- Born: Virginia Eller September 13, 1906 Centerville, Pennsylvania, US
- Died: April 13, 1995 (aged 88) Buffalo, New York, US
- Education: Buffalo Fine Arts Academy
- Alma mater: Albright Art School
- Known for: mural paintings, abstract art, still lives, and portraits
- Spouse: Manley B Tillou

= Virginia Tillou =

American artist

Virginia E Tillou (September 13, 1906 – April 13, 1995) was an American artist known for mural paintings, abstract art, still lives, and portraits.

== Early life and education ==
Virginia E Tillou (Virginia Eller) was born in Centerville, Pennsylvania. She was raised in Buffalo, New York. She studied the violin at the School of Fine Arts of the Buffalo Fine Arts Academy. She eventually received an art scholarship, and became a painting student. She graduated from Buffalo Fine Arts Academy in 1927. She then attended the Cape Cod School of Art in Provincetown, Massachusetts before graduating from the Albright Art School in 1929. Following her graduation she worked as a staff artist at the Buffalo Museum of Science. In the meantime she was studying painting with Edwin Dickinson and William Hekking.

== Major works and notable exhibits ==
She exhibited her still lives and portraits in the Albright Art Gallery in 1954. In 1967 she accepted a commission to make a 40 foot high mural in interior entrance of the New York State Masonic Administration Building in Utica, New York. In 1982, she had a solo exhibition of her still lived at Rutland Gallery in London, much of the show sold to European collectors. In 1985, she had a solo exhibit titled "Tabletops and Portraits" at Burchfield Penney Art Center. The show featured portraits of various Buffalo residents. Her paintings appeared in the collections of Buffalo City Hall, Graphic Controls Corp., Andre Maurois and Andy Williams.

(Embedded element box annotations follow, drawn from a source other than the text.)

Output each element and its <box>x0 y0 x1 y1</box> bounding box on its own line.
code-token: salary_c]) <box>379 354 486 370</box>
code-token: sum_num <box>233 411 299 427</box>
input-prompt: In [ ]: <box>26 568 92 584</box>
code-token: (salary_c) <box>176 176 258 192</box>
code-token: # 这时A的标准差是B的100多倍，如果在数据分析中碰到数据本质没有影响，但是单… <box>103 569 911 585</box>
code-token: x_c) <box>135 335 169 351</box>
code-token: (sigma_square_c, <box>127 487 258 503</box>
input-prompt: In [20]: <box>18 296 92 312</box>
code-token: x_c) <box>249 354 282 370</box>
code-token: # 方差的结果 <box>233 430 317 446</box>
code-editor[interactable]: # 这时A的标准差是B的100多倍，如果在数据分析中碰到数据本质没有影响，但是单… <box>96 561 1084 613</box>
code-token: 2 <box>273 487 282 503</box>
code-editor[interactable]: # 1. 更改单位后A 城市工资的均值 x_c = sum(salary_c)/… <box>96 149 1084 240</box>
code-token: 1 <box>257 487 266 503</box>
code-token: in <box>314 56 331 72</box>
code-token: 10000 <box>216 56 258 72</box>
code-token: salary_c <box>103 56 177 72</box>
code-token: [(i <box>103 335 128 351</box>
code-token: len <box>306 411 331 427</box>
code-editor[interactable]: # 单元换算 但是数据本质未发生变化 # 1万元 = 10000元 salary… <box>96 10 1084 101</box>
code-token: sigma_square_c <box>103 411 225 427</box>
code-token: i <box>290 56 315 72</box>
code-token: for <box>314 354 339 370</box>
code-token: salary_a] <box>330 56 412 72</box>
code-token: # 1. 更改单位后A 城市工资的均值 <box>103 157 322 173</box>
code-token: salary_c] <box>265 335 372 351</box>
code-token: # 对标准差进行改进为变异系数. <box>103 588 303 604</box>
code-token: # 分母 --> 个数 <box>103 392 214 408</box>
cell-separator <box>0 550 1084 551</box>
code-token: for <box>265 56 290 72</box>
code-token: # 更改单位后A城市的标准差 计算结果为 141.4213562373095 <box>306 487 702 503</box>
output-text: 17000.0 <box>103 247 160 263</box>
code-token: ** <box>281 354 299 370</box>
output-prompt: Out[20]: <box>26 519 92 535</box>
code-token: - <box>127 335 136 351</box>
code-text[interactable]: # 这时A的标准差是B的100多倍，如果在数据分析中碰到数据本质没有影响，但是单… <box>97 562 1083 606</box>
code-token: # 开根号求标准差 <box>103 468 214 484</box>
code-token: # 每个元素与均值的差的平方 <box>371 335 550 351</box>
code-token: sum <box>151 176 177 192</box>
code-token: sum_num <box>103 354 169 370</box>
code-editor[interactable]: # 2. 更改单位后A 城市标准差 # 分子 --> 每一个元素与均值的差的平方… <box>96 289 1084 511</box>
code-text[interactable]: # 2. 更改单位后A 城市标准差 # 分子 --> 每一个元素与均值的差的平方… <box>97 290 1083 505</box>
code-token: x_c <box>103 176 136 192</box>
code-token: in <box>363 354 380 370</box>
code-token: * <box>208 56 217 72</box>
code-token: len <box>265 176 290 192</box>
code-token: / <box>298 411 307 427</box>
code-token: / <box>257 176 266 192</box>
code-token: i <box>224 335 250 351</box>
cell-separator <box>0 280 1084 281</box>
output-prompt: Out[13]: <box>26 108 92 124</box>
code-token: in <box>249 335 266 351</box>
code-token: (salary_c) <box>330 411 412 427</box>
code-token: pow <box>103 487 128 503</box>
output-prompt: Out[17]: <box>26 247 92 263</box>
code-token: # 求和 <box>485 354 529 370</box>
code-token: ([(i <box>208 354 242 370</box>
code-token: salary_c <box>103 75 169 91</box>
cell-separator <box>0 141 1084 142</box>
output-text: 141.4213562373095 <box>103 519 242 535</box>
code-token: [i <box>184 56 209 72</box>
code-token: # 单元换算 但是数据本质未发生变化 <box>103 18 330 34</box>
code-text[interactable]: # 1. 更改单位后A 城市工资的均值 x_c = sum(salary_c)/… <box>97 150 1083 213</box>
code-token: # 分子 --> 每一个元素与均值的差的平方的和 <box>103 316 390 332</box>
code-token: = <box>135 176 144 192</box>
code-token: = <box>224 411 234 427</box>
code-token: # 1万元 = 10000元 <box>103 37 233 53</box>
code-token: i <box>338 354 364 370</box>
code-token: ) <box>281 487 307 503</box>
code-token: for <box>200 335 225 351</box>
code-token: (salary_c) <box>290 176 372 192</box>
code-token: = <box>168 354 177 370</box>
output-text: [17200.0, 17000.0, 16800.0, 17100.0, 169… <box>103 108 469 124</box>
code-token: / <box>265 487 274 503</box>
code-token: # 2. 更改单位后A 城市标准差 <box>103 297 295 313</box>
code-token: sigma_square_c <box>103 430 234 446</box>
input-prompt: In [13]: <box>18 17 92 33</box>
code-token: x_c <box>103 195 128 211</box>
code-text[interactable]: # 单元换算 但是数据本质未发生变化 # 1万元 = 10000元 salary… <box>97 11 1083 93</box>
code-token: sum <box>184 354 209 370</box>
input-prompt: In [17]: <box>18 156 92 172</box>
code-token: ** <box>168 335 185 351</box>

== Work with art associations ==
Tillou was an active member of art associations. From 1981 to 1983 she was on the board of directors for the Albright-Knox Art Gallery. She was a chairwoman for Members Gallery, Women's Advisory Council and the Allentown Association. She was a member of the Friends of the School of Architecture and Environmental Design at University at Buffalo, the Main-Genesee Task Design Group for Buffalo Revitalization, Buffalo Landmark and Preservation Board and the Niagara Frontier Landmark Society. Tillou served as the president and vice president for Patteran Artists.

== Family life ==
She married Manley B. Tillou and had three sons.

== Death ==
Virginia died at the age of 89 in Buffalo General Hospital.